Die Zerstörung der freien Presse: Mit Index.hu ist „Ungarns Startseite“ dem System Orbán zum Opfer gefallen

Ungarns Rechtspopulisten scheren sich nicht um die Pressefreiheit, die EU tut nichts dagegen. Auch deutsche Unternehmen trugen ihren Teil bei.

Es war eine stumme Prozession, nur das Geschnatter der Kameras war zu hören. Angeführt von Veronika Munk, der stellvertretenden Chefredakteurin des großen ungarischen Nachrichtenportals index.hu, gingen Freitag vor einer Woche insgesamt 70 Beschäftigte durch den Flur ihres Arbeitsgebäudes und reichten ihre Kündigung ein.

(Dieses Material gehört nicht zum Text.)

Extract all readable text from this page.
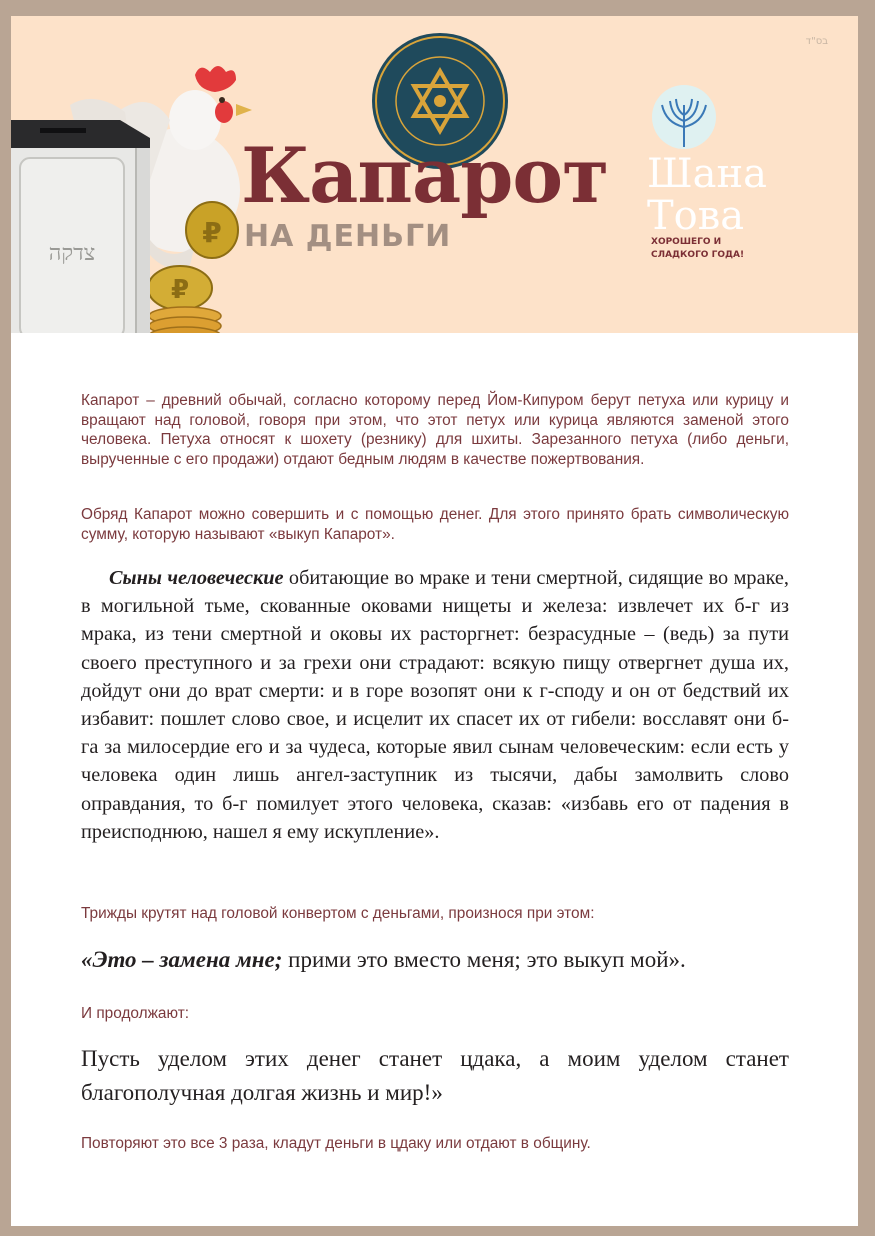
בס"ד
₽
₽
צדקה
Капарот
НА ДЕНЬГИ
Шана
Това
ХОРОШЕГО И
СЛАДКОГО ГОДА!

Капарот – древний обычай, согласно которому перед Йом-Кипуром берут петуха или курицу и вращают над головой, говоря при этом, что этот петух или курица являются заменой этого человека. Петуха относят к шохету (резнику) для шхиты. Зарезанного петуха (либо деньги, вырученные с его продажи) отдают бедным людям в качестве пожертвования.

Обряд Капарот можно совершить и с помощью денег. Для этого принято брать символическую сумму, которую называют «выкуп Капарот».

Сыны человеческие обитающие во мраке и тени смертной, сидящие во мраке, в могильной тьме, скованные оковами нищеты и железа: извлечет их б-г из мрака, из тени смертной и оковы их расторгнет: безрасудные – (ведь) за пути своего преступного и за грехи они страдают: всякую пищу отвергнет душа их, дойдут они до врат смерти: и в горе возопят они к г-споду и он от бедствий их избавит: пошлет слово свое, и исцелит их спасет их от гибели: восславят они б-га за милосердие его и за чудеса, которые явил сынам человеческим: если есть у человека один лишь ангел-заступник из тысячи, дабы замолвить слово оправдания, то б-г помилует этого человека, сказав: «избавь его от падения в преисподнюю, нашел я ему искупление».

Трижды крутят над головой конвертом с деньгами, произнося при этом:

«Это – замена мне; прими это вместо меня; это выкуп мой».

И продолжают:

Пусть уделом этих денег станет цдака, а моим уделом станет благополучная долгая жизнь и мир!»

Повторяют это все 3 раза, кладут деньги в цдаку или отдают в общину.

Viele hatten es erwartet, aber noch können es wenige akzeptieren: Das reichweitenstarke Onlinemedium mit täglich über einer Million Lesern, ist nicht mehr. Nachdem Chefredakteur Szabolcs Dull von der Eigentümergesellschaft gefeuert wurde, war fast die komplette Belegschaft der Meinung, dass ein unabhängiger Journalismus so nicht mehr möglich sei.

Die Kündigung Dulls sei ein offener Versuch, Druck auf das Nachrichtenportals auszuüben und würde die Unabhängigkeit des Mediums gefährden, heißt es in einer Mitteilung der Belegschaft. Den Schock fühlten viele liberale Wähler und Orbán-Gegner im Land. Ein Demonstrationszug mit mehreren Tausend Menschen zog am Tag nach der Entlassung für die Pressefreiheit durch Budapest.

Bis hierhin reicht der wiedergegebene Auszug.